Ces travaux aboutiront à l'élaboration de "L’Uranologie" (livre paru en 1985), la science du Ciel des anciens chinois telle qu'ils la percevaient, et à la conception de l'astrolabe médical.

 

Toutes ses recherches et ses enseignements, tous ses articles et ses livres, dans des domaines aussi variés que la médecine, la paléographie chinoise, l'astronomie, finissent par recevoir une reconnaissance méritée.

Le 5 février 1979, Jacques André Lavier est officiellement nommé Chevalier dans l'Ordre des Palmes Académiques au titre du Ministère des Universités en reconnaissance de "ses qualités de pédagogue et de chercheur tenace fidèle à une probité intellectuelle".

 

En 1980, À Namur, dans la partie francophone de la Belgique, est créée par un groupe de médecins une université privée des thérapeutiques innovantes, (UIHN), "l'Universitas Internationalis Hominorum  Novarum". Sur décision du conseil d'administration, Jacques André Lavier est officiellement désigné le 17 juillet 1981, comme professeur, directeur d'enseignement et doyen de "l'Institut d'Acupuncture Chinoise Traditionnelle" de L’ UIHN.

 

Ces cours, destinés à tous les médecins s'organisent en deux cycles, le premier préparant à une licence, l’autre formant les titulaires de la licence à la paléographie chinoise et à la traduction des textes médicaux chinois en vue de la rédaction et de la soutenance d'une thèse de doctorat.
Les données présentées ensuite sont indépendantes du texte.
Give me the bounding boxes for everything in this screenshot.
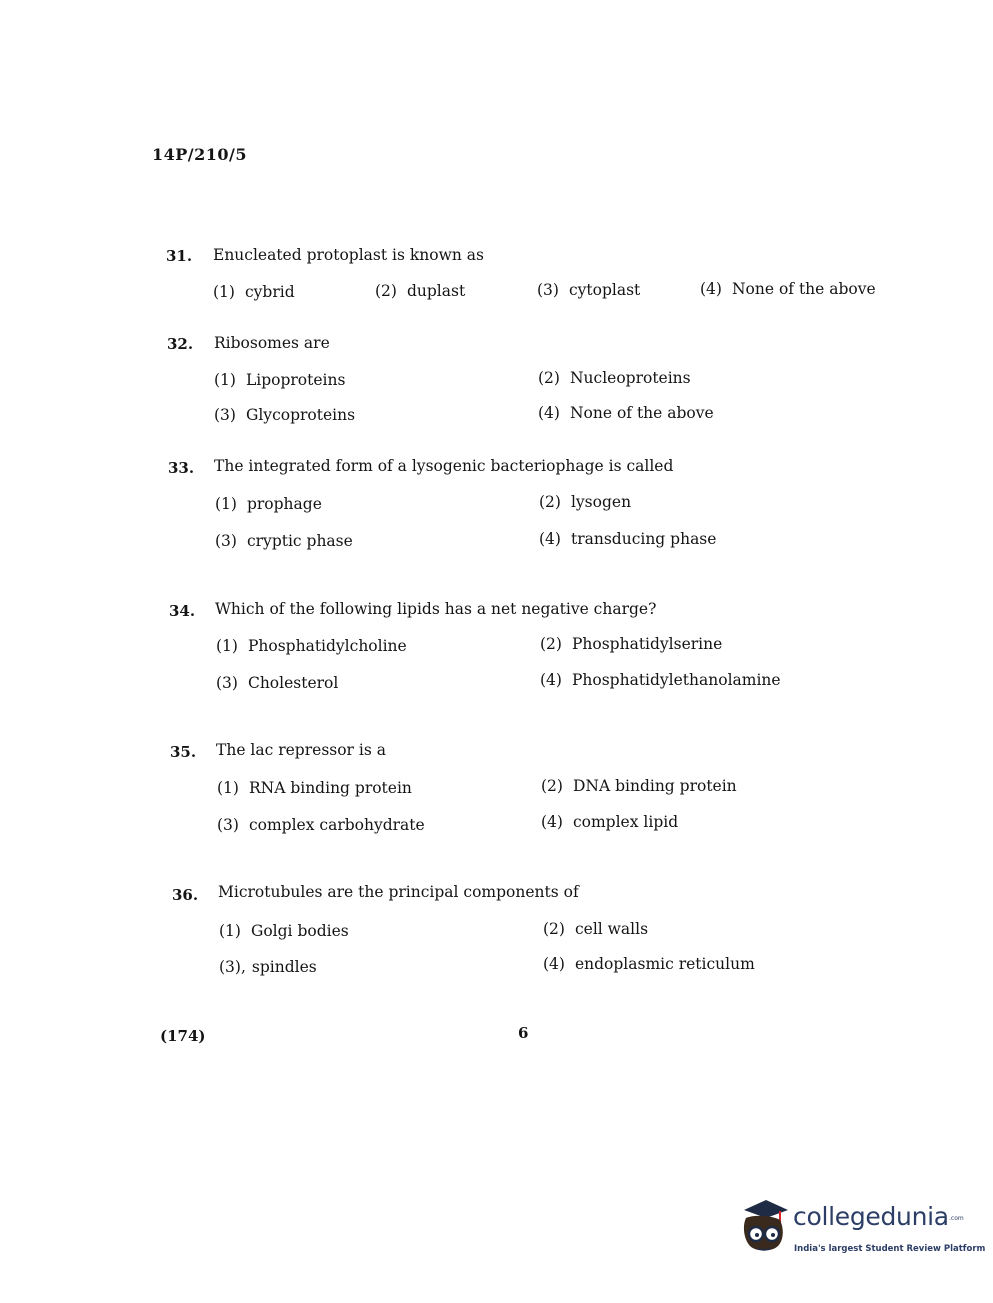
option-1: (1) Phosphatidylcholine bbox=[216, 637, 407, 655]
option-3: (3) complex carbohydrate bbox=[217, 816, 425, 834]
brand-tagline: India's largest Student Review Platform bbox=[794, 1244, 986, 1254]
option-2: (2) cell walls bbox=[543, 920, 649, 938]
option-4: (4) None of the above bbox=[538, 404, 714, 422]
question-text: Enucleated protoplast is known as bbox=[213, 246, 484, 264]
option-3: (3) cryptic phase bbox=[215, 532, 353, 550]
option-2: (2) DNA binding protein bbox=[541, 777, 737, 795]
booklet-number: (174) bbox=[160, 1027, 206, 1045]
option-4: (4) complex lipid bbox=[541, 813, 679, 831]
question-text: Ribosomes are bbox=[214, 334, 330, 352]
brand-domain-suffix: .com bbox=[949, 1215, 964, 1222]
question-number: 31. bbox=[166, 247, 193, 265]
student-mascot-icon bbox=[736, 1196, 792, 1260]
option-2: (2) Nucleoproteins bbox=[538, 369, 691, 387]
collegedunia-watermark bbox=[736, 1196, 986, 1266]
option-2: (2) Phosphatidylserine bbox=[540, 635, 723, 653]
question-number: 36. bbox=[172, 886, 199, 904]
question-number: 33. bbox=[168, 459, 195, 477]
option-4: (4) None of the above bbox=[700, 280, 876, 298]
option-4: (4) endoplasmic reticulum bbox=[543, 955, 755, 973]
option-3: (3) cytoplast bbox=[537, 281, 641, 299]
option-2: (2) duplast bbox=[375, 282, 466, 300]
option-3: (3) Cholesterol bbox=[216, 674, 339, 692]
question-text: Microtubules are the principal components of bbox=[218, 883, 579, 901]
brand-name: collegedunia bbox=[793, 1202, 949, 1231]
option-4: (4) transducing phase bbox=[539, 530, 717, 548]
question-text: Which of the following lipids has a net negative charge? bbox=[215, 600, 657, 618]
question-text: The integrated form of a lysogenic bacteriophage is called bbox=[214, 457, 674, 475]
option-2: (2) lysogen bbox=[539, 493, 632, 511]
option-1: (1) prophage bbox=[215, 495, 322, 513]
option-1: (1) RNA binding protein bbox=[217, 779, 412, 797]
paper-code: 14P/210/5 bbox=[152, 145, 248, 164]
question-text: The lac repressor is a bbox=[216, 741, 386, 759]
option-1: (1) Golgi bodies bbox=[219, 922, 349, 940]
question-number: 32. bbox=[167, 335, 194, 353]
question-number: 35. bbox=[170, 743, 197, 761]
page-number: 6 bbox=[518, 1024, 529, 1042]
question-number: 34. bbox=[169, 602, 196, 620]
option-1: (1) Lipoproteins bbox=[214, 371, 346, 389]
option-3: (3), spindles bbox=[219, 958, 317, 976]
option-1: (1) cybrid bbox=[213, 283, 295, 301]
option-4: (4) Phosphatidylethanolamine bbox=[540, 671, 781, 689]
option-3: (3) Glycoproteins bbox=[214, 406, 356, 424]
De nombreux élèves s'inscrivent à ces cours. Mais, à partir de mars 1983, il est contraint de cesser son enseignement dans cette université privée en raison de circonstances indépendantes de sa volonté.

 

Pendant les années 1980 à 1982, Jacques André Lavier assure au sein du département Langues Orientales de  l'Université Paul Valéry de Montpellier, un enseignement de paléographie chinoise, une matinée par semaine. Dans cette même université, il entreprendra un doctorat de troisième cycle de paléographie dont la thèse, non soutenue, deviendra son ouvrage "Uranologie Chinoise".

 

En 1981, il ouvre un cours d'enseignement d'astronomie, avec travaux pratiques d’observation du Ciel, ce qui lui permettra de transmettre à ses élèves toutes les connaissances indispensables à une meilleure compréhension de la Médecine Traditionnelle Chinoise.

 

Malade, il continue son enseignement et n'interrompt pas ses travaux : Jacques André Lavier incarne l'homme traditionnel accompli, illustrant les préceptes qu'il a enseigné toute sa vie.

 

Il meurt le 20 octobre 1987 à Lyon.

En juin 2014, l'Université de Médecine Traditionnelle Chinoise de Kunming dans le YUNNAN (Chine), à l'initiative du professeur Hor Ting, lors du deuxième Forum International de Médecine Chinoise en Occident, a voulu rendre hommage à Jacques André Lavier. Ce forum a été entièrement dédié à sa mémoire.

 

À cette occasion, une galerie exposant ses archives et ses objets personnels a été ouverte dans le Musée dépendant de l’Université de Médecine Chinoise Traditionnelle du Yunnan. Il y côtoie Georges Soulié de Morant, précurseur et promoteur de l'acupuncture en France.

 

De nombreux anciens élèves ont été conviés à venir exposer dans cette Université de Médecine Traditionnelle Chinoise ce que Jacques André Lavier leur avait transmis.

 

Le petit-fils de Wu Wei-Ping ainsi que Marie-Christine, la fille de Jacques André Lavier, étaient présents.

 

Peter Eckman, par vidéo-conférence, en direct de Los Angeles a rendu un vibrant hommage à Jacques André Lavier au nom des pays anglophones (États-Unis et Angleterre).